As fallout from the Equifax hack continues to raise questions about how to protect Americans' personal information, one option on the table is getting rid of Social Security numbers altogether.
"I feel very strongly that the Social Security number has outlived its usefulness," Rob Joyce, the White House's cybersecurity coordinator said at The Washington Post's Cybersecurity Summit on Tuesday. "Every time we use the Social Security number, you put it at risk." He made similar comments at the Cambridge Cyber Summit on Wednesday, while ex-Equifax CEO Richard Smith said basically the same thing during testimony to the U.S. House Committee on Energy and Commerce.
To understand why the government's Social Security numbers can't be trusted anymore, it helps to understand how attitudes toward and uses of those nine-digit numbers have changed over the years.
At first, people would quite literally wear their personal information on their sleeves. Social Security numbers started being issued in 1936 to keep track of American workers' earnings for the purpose of calculating how much Social Security — then a new concept — they'd be entitled to when they retired. People proudly tattooed them to their arms, chests and backs or engraved them on the backs of their watches. The priority was keeping the number handy, not keeping it secret, and many Americans didn't quite understand the implications of each citizen having a personal ID number.
In one infamous incidence, Douglas Patterson, an executive at the E. H. Ferree company in Lockport, N.Y., thought it would be a good idea to, in 1938, enclose a fake Social Security card in the company's leather wallets to show that they could keep the valuable documents safe. The only problem was that the card displayed his secretary Hilda Schrader Whitcher's real Social Security number for the gimmick. Even though the piece of paper said "specimen" on it, thousands of confused Americans who bought the wallet at Woolworth's stores used the digits as their own. The FBI showed up at her house to tell her the news. "I can't understand it," she later said.

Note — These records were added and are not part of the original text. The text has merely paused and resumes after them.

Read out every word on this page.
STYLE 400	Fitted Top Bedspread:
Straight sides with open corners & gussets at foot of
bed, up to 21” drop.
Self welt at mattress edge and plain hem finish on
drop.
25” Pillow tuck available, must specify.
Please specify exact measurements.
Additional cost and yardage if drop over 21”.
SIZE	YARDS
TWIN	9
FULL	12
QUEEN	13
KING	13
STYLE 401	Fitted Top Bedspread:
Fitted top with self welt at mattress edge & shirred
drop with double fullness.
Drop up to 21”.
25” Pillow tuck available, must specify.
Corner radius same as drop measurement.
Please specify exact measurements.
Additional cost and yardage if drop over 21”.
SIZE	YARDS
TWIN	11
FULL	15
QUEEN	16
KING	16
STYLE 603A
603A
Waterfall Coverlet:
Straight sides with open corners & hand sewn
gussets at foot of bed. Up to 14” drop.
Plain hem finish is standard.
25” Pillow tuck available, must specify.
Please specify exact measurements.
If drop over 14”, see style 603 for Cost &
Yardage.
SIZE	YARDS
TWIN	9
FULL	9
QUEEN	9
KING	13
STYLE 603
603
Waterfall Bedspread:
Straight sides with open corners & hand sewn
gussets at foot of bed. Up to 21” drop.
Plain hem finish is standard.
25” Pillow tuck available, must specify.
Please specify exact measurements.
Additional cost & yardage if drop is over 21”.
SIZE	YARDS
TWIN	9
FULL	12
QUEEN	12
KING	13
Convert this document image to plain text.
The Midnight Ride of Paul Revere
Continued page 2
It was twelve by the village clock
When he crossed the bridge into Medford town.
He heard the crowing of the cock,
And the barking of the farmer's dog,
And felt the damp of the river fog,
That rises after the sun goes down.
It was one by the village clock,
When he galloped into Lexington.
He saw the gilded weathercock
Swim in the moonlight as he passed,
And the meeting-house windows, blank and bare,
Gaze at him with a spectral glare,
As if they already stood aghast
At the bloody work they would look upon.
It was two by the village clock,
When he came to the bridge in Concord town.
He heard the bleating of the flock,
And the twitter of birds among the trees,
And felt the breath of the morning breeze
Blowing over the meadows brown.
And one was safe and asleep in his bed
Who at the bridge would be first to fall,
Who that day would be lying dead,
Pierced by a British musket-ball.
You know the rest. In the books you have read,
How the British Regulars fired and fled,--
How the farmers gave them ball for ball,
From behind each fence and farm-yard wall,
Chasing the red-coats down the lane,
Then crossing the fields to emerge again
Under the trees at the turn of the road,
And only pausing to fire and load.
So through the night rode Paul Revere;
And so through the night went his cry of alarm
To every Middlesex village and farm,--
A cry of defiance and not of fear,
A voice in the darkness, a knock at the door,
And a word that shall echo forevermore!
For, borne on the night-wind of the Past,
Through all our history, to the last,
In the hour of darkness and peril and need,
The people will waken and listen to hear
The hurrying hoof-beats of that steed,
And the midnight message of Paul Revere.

"In the peak year of 1943, 5,755 people were using Hilda's number," according to the Social Security Administration's website. The Social Security Administration voided the number, but "in all, over 40,000 people reported this as their SSN. As late as 1977, 12 people were found to still be using the SSN 'issued by Woolworth.'" The agency even added to the confusion when it sent out pamphlets about how to prevent such problems: The pamphlets included a mock Social Security card as an example, and many people mistakenly interpreted that as the agency issuing them a new number. The agency has reported that at least 20 numbers like the Woolworth's number — which the agency nicknamed "pocketbook numbers" — have been in circulation at various times.
But, because the Social Security number had limited uses at the time, the damage from these mistakes was much less than it would be today.
Americans would start to become more concerned about keeping track of their Social Security number when it started becoming a more crucial way to identify them. For example, the Internal Revenue Service started using the Social Security number as its official taxpayer identification number in 1962, and Medicare started requiring one for enrollment in 1965.
And, as the numbers became more widely used as a way to keep track of people, citizens started not only to keep the numbers close to the vest but also to see how lumping so much information together could be risky.
In 1965, the Bureau of the Budget considered a proposal for a "National Data Center" that would link up various federal databases that gathered individuals' personal information. The proposal was rejected "on the grounds of this being an invasion of privacy and government having too much information at its fingertips about citizens," says Sarah Igo, a professor of History at Vanderbilt University and an expert on the history of privacy issues. "At that point, you start getting people being much more cautious about releasing the number."
On top of that, it's not a coincidence that these concerns came up during a period characterized by antiwar protests.
"The government is not necessarily seen as a trustworthy keeper of information in the '60s and '70s, the consciousness and worry about data merging is all wrapped up with distrust of the government in society," she says.
But it wasn't just government databases that Americans had to worry about. "Congressional hearings revealed the extent to which private organizations—like credit reporting agencies—maintained their own databanks filled by dossiers that could have powerful impacts on individual's lives, through access to credit, insurance or job opportunities," says Dan Bouk, author of How Our Days Became Numbered: Risk and the Rise of the Statistical Individual and professor of History at Colgate University. "That did not stop government agencies or all manner of private entities from building their own databases. Efforts to discourage the use of the SSN around 1971 can be explained as a result of those hearings and controversies."
The Privacy Act of 1974, which gave citizens the right to review and fix their own records and to protect that information from certain kinds of disclosures, was one result of those early discussions.
"However, the law was hard to enforce and had many exceptions," Igo says. "It also didn’t address the private sector uses of SSNs at all—only uses by federal agencies—meaning that businesses and other agencies continued to use them freely. The law did require the government to disclose whether requests for the number were voluntary or mandatory but relied on individuals to refuse giving over their number rather than putting teeth into restrictions on asking for or using the number."
While 1990 amendments to the Social Security Act would limit the disclosure of SSNs by federal, state and local governments, for the most part since the mid-1970s, she argues, "attention turned to other things" and privacy issues were put on the back burner. They've returned to the forefront, she says, "only recently, in the rise of cybercrime and data breaches."